The report also mentioned that the number has doubled since the previous six-month period between June to November 2022. In total, these satellites have maneuvered more than 50,000 times since the launch of the first batch of Starlink constellations in 2019.

Lower orbits get dangerously crowded

A part of the reason behind these close encounters with other objects is the presence of space debris. Space debris comprises human-generated objects, such as pieces of spacecraft, tiny flecks of paint from a spacecraft, parts of rockets, satellites that are no longer working, or explosions of objects in orbit flying around in space at high speeds. And in case, you wonder why such small pieces of junk are worrying? The reason is that in space, both the debris and spacecraft are traveling at an extremely high speed of 56,520 kmph. At such speed, even small particles can cause massive destruction.

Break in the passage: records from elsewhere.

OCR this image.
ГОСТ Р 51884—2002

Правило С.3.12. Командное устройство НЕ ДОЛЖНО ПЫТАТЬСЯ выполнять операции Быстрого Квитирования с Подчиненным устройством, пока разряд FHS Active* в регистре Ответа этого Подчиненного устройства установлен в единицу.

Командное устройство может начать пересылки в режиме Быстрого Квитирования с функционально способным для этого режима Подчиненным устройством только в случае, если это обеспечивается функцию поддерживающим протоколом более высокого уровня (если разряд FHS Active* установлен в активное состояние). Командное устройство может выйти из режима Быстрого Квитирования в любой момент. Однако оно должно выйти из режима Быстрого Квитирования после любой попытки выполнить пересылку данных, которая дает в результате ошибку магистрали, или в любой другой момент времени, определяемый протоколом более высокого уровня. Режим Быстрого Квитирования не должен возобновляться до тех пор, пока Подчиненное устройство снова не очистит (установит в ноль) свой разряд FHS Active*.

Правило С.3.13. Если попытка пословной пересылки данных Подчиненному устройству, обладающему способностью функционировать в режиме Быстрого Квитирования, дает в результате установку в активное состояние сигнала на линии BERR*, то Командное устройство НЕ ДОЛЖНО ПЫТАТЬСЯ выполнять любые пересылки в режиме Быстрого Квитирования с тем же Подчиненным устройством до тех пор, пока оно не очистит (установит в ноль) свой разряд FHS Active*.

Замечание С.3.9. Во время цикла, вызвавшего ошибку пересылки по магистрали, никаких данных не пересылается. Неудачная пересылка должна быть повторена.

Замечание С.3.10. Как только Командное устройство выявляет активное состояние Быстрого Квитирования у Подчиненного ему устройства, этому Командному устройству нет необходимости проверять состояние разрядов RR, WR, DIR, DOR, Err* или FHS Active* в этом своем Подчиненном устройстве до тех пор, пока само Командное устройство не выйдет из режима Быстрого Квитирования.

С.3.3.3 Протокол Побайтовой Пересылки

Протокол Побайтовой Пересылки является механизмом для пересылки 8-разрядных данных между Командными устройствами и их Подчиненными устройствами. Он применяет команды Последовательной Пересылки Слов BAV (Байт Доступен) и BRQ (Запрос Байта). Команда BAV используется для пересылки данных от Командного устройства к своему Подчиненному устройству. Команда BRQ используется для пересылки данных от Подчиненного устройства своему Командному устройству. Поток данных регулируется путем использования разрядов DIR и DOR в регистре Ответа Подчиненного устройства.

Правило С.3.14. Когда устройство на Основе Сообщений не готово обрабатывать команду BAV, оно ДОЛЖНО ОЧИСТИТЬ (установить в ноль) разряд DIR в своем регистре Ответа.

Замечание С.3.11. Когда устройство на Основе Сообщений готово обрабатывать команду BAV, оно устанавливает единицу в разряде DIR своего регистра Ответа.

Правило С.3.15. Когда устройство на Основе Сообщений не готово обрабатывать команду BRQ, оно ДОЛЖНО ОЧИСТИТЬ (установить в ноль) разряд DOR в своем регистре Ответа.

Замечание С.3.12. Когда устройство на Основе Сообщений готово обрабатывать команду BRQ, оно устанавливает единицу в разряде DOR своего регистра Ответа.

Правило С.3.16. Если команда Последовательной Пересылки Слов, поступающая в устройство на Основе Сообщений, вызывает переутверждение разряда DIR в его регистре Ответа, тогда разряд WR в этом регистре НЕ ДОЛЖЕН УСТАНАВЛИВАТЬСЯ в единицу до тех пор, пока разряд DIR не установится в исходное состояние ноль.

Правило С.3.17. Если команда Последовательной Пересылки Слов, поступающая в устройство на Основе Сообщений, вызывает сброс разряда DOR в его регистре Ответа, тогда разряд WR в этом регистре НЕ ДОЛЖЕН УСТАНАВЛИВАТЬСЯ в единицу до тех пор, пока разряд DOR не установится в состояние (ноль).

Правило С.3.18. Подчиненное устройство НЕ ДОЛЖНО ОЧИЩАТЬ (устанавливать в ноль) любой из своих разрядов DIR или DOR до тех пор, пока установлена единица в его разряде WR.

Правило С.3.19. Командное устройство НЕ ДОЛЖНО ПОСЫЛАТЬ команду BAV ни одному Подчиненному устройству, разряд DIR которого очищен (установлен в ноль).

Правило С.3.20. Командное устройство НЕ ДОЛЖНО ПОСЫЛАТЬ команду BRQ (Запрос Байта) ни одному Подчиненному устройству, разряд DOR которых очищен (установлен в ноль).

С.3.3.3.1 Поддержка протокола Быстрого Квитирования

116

NASA currently monitors as many as 27,000 pieces of orbital debris. In 2021, it highlighted the problem in a blog post and stated, “Even tiny paint flecks can damage a spacecraft when traveling at these velocities. A number of space shuttle windows were replaced because of damage caused by material that was analyzed and shown to be paint flecks. In fact, millimeter-sized orbital debris represents the highest mission-ending risk to most robotic spacecraft operating in low Earth orbit”.

But that's only half the problem. The growing number of satellites, specifically the SpaceX Starlink satellites, is also posing a major threat to future space missions.

CEO Elon Musk had said that he aims to send 12,000 Starlink satellites into space. We are only one-third of the way in. And SpaceX continues to launch more regularly in batches of 800. More concerningly, Musk has already received partial permission from the FCC to launch 30,000 more satellites as part of the second-generation Starlink constellation.

And the problem of such a high density of satellites is beginning to show. In 2019, the European Space Agency (ESA) was forced to move its Aeolus Earth observation satellite to avoid crashing into an incoming Starlink. Similarly, in 2021, China has to swerve its space station on two occasions to avoid hitting a Starlink satellite. China also filed a complaint with the UN regarding this.

If the trend continues, not only existing satellites and spacecraft in the low Earth orbits will have to deal with massively high maneuvers and a convoluted trajectory, but future missions will also struggle to find a clear path to outer space.